Actualisé 14.12.2009 à 17:59

FribourgLe tueur aux 26 coups de couteau recourt contre sa peine

L'homme qui a tué son ex-amie de 26 coups de couteau le 3 décembre 2006 à Vuisternens-devant-Romont (FR) a été condamné lundi à 15 ans de réclusion par le Tribunal cantonal fribourgeois.

Ce Marocain de 42 ans a ainsi obtenu une légère diminution de peine.

Le TC a partiellement admis son recours contre la peine de 18 ans prononcée en novembre 2008 par le Tribunal pénal de la Glâne à Romont (FR). Son défenseur commis d'office a tenté de plaider une forte réduction de peine à six ans de réclusion. A l'issue du jugement, l'accusé n'en paraissait pas moins soulagé et remerciait son avocat.

Pas plus la défense que le Ministère public n'ont remis en question la qualification pénale d'assassinat, a rappelé le président du tribunal Alexandre Papaux en motivant brièvement le verdict. La cour devait donc se prononcer sur la seule quotité de la peine.

Responsabilité diminuée

Pour mémoire, les peines encourues pous assassinat peuvent varier de 10 ans à la perpétuité. Selon le TC, la gravité des actes de l'accusé permet de les situer dans la tranche supérieure, sans pour autant aller jusqu'à une réclusion à vie. Cette dernière doit rester une peine d'exception, par exemple dans les cas de graves risques de récidive.

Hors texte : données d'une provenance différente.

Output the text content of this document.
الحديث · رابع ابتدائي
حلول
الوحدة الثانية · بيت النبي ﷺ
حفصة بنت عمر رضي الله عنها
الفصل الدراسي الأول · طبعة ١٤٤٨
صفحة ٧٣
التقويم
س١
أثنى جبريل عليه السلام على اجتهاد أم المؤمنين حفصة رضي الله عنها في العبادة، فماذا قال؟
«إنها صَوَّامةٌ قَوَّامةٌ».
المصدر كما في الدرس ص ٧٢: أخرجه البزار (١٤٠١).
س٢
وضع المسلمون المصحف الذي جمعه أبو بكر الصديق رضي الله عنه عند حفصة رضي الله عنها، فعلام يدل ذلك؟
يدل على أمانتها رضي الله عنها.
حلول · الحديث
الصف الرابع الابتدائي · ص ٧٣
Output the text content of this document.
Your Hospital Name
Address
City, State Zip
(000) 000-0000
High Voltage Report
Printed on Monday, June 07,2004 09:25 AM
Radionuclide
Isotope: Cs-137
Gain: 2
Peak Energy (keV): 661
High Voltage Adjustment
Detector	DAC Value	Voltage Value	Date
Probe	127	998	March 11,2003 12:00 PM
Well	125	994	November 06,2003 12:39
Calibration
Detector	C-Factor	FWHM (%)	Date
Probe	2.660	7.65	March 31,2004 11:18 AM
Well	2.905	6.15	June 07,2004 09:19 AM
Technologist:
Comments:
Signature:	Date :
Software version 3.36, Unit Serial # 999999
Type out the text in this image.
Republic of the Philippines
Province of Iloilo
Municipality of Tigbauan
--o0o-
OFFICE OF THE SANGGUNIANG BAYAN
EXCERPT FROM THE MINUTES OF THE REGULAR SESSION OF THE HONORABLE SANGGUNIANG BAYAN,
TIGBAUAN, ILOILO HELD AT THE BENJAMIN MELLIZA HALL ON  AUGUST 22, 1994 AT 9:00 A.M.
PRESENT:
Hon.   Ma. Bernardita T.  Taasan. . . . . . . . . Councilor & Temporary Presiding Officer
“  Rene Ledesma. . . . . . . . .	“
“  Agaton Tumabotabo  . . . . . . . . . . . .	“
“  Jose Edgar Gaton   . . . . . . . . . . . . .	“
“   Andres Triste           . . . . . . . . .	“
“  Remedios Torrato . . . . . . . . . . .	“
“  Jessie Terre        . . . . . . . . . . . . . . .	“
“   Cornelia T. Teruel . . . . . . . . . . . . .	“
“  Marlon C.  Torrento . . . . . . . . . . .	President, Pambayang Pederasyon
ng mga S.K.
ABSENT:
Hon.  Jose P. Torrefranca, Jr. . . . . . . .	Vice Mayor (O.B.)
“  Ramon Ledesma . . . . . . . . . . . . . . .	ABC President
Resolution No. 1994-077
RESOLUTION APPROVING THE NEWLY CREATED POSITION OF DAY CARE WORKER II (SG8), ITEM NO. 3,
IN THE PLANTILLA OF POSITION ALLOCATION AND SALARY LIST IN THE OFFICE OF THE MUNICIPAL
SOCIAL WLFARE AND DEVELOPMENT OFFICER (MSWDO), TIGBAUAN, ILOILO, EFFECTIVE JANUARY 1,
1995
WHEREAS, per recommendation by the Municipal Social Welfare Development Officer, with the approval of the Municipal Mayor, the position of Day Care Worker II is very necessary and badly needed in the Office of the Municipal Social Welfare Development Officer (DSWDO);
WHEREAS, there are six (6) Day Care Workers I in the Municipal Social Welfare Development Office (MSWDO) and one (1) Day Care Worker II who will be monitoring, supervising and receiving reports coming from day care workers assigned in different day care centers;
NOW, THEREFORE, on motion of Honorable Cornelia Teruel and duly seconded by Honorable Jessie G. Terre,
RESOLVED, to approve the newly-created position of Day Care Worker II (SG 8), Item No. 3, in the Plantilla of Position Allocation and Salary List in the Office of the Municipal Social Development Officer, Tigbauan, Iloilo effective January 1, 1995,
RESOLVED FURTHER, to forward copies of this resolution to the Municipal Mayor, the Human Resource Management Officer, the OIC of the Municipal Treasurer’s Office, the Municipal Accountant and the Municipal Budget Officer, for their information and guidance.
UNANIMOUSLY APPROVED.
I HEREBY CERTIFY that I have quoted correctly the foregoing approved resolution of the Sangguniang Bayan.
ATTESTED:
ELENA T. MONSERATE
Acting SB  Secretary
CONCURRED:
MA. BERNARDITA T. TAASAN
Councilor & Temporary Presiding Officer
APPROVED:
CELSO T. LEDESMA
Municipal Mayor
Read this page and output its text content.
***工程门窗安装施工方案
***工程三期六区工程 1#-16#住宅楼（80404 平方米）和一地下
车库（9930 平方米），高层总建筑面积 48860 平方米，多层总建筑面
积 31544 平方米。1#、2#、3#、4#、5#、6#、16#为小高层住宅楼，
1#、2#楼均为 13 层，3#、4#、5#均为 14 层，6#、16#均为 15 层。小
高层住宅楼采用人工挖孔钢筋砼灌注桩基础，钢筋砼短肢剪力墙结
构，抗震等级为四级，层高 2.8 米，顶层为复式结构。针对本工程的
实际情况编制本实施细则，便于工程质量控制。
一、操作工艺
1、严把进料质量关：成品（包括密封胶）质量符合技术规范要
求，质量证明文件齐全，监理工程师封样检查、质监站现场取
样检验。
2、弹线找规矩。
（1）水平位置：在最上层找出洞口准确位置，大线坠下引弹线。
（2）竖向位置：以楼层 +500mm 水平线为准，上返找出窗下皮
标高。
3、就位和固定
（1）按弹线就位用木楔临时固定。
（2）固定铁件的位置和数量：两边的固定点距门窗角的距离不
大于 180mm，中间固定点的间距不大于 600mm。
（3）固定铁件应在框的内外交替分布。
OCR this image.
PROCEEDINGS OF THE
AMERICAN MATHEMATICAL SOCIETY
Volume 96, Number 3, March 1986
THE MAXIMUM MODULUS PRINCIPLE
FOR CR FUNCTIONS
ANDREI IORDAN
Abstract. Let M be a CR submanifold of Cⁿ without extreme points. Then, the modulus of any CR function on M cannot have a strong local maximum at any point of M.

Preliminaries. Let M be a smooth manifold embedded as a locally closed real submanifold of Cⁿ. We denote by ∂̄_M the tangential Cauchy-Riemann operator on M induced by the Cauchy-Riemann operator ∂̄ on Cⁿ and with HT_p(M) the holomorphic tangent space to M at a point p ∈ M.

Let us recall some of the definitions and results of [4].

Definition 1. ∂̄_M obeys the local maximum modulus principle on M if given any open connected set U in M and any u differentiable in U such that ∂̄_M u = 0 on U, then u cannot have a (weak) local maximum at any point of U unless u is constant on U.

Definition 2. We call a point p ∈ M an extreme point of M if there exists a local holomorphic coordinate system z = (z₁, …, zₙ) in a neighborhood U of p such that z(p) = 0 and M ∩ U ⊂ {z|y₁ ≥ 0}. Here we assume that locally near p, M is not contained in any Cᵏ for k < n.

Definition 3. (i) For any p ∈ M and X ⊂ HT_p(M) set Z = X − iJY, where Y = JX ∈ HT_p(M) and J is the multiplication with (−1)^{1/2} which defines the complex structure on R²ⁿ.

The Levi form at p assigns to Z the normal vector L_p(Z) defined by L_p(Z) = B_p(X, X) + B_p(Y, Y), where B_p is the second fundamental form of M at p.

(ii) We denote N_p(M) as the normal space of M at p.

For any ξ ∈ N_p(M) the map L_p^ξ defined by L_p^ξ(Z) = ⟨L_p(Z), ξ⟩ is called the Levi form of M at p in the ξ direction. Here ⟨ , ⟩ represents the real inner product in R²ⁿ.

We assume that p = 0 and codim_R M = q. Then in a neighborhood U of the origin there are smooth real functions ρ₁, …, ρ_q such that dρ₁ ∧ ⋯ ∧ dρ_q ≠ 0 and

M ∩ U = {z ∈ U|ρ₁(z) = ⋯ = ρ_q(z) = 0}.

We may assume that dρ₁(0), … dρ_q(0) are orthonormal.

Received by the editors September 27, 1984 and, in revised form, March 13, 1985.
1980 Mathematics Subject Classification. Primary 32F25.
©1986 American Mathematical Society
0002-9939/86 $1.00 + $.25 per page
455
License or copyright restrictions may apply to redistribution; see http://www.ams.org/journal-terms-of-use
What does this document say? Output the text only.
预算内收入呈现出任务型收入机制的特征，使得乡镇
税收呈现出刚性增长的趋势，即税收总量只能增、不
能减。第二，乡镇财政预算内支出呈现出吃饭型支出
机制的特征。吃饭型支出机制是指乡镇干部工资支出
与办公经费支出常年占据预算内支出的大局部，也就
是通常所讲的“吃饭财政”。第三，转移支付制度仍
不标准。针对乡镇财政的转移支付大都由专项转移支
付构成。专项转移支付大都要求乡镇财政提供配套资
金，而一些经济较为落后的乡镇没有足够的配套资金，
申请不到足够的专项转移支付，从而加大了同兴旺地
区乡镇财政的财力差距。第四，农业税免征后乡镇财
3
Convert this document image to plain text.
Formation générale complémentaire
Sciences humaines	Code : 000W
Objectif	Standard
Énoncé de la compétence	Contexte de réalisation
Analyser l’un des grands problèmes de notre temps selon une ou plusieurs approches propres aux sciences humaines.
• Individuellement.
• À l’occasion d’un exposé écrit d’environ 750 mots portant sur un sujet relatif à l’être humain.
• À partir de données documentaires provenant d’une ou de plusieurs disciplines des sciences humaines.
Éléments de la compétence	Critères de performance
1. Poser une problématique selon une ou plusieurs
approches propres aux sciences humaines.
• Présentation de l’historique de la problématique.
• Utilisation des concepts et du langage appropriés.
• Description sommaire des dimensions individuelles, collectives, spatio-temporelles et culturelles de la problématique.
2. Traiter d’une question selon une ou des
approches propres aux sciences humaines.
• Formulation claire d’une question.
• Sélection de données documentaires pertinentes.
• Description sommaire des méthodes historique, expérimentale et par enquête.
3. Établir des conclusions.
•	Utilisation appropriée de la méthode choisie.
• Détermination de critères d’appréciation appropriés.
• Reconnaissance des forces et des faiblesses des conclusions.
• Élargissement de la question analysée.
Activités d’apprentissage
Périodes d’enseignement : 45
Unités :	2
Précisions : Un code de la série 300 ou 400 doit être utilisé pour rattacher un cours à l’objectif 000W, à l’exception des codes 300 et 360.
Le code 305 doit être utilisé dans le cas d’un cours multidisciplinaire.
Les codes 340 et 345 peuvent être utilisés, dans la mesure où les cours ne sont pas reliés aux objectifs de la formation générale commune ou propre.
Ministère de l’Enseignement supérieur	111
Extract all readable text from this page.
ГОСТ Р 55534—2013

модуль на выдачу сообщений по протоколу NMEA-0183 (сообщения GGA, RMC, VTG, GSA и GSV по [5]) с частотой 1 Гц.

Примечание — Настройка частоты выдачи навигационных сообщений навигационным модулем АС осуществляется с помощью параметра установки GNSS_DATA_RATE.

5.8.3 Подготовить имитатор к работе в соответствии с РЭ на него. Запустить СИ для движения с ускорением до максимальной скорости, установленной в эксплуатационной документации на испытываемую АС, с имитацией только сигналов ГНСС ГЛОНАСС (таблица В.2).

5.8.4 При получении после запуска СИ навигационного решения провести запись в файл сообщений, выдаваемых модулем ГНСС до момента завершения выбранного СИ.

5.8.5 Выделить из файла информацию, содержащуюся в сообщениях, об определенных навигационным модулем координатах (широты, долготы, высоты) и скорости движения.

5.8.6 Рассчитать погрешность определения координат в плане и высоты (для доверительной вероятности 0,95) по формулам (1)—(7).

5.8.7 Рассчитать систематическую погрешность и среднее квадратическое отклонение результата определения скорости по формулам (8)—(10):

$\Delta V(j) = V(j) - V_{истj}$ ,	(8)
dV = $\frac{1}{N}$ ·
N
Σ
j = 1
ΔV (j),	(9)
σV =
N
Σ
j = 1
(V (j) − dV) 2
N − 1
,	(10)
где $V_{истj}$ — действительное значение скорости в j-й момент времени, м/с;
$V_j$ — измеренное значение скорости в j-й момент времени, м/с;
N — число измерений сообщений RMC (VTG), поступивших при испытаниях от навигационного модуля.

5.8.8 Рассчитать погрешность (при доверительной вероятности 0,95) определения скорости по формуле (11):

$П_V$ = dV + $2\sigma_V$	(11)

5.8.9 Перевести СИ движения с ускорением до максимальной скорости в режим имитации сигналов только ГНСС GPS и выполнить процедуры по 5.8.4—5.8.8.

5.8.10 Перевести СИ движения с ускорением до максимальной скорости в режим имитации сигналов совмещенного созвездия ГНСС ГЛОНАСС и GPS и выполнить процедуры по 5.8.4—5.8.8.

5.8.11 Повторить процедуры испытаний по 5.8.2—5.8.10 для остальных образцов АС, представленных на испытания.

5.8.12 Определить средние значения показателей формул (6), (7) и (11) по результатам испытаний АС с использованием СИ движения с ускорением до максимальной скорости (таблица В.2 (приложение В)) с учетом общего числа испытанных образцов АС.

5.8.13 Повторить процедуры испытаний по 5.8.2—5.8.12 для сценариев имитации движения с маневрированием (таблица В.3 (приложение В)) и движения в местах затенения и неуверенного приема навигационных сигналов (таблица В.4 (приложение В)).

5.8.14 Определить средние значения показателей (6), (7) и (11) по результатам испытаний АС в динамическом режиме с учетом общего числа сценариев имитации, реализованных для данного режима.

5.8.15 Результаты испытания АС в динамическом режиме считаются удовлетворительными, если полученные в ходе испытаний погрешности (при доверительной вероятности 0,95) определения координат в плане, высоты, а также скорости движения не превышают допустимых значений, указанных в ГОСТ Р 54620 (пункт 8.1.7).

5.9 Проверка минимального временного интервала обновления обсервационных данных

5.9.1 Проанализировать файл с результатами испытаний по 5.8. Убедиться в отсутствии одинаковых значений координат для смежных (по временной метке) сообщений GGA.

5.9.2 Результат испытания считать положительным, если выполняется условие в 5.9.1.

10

Le TC a choisi de se distancer des juges de première instance qui étaient partis d'une peine brute de perpétuité. Une peine brute de 20 ans correspond mieux aux faits reprochés à l'accusé, a dit le juge Papaux. La cour a en revanche suivi les juges de première instance en admettant aussi une légère diminution de responsabilité de 25%.

Elle a repris à son compte l'analyse des juges de première instance. L'accusé avait soumis sa victime, une Marocaine de 28 ans, à un véritable harcèlement. Il n'arrivait pas à admettre qu'elle veuille mettre fin à une relation à rebondissements, pour tous deux extra-conjugale.

Une véritable exécution

Il a eu de la réticence à entreprendre un véritable suivi psychologique après la rupture alors qu'il connaissait sa vulnérabilité. Le jour du drame, il a pris son arme, il l'a attendue sur son lieu de travail où il s'est dissimulé et lui est tombé dessus.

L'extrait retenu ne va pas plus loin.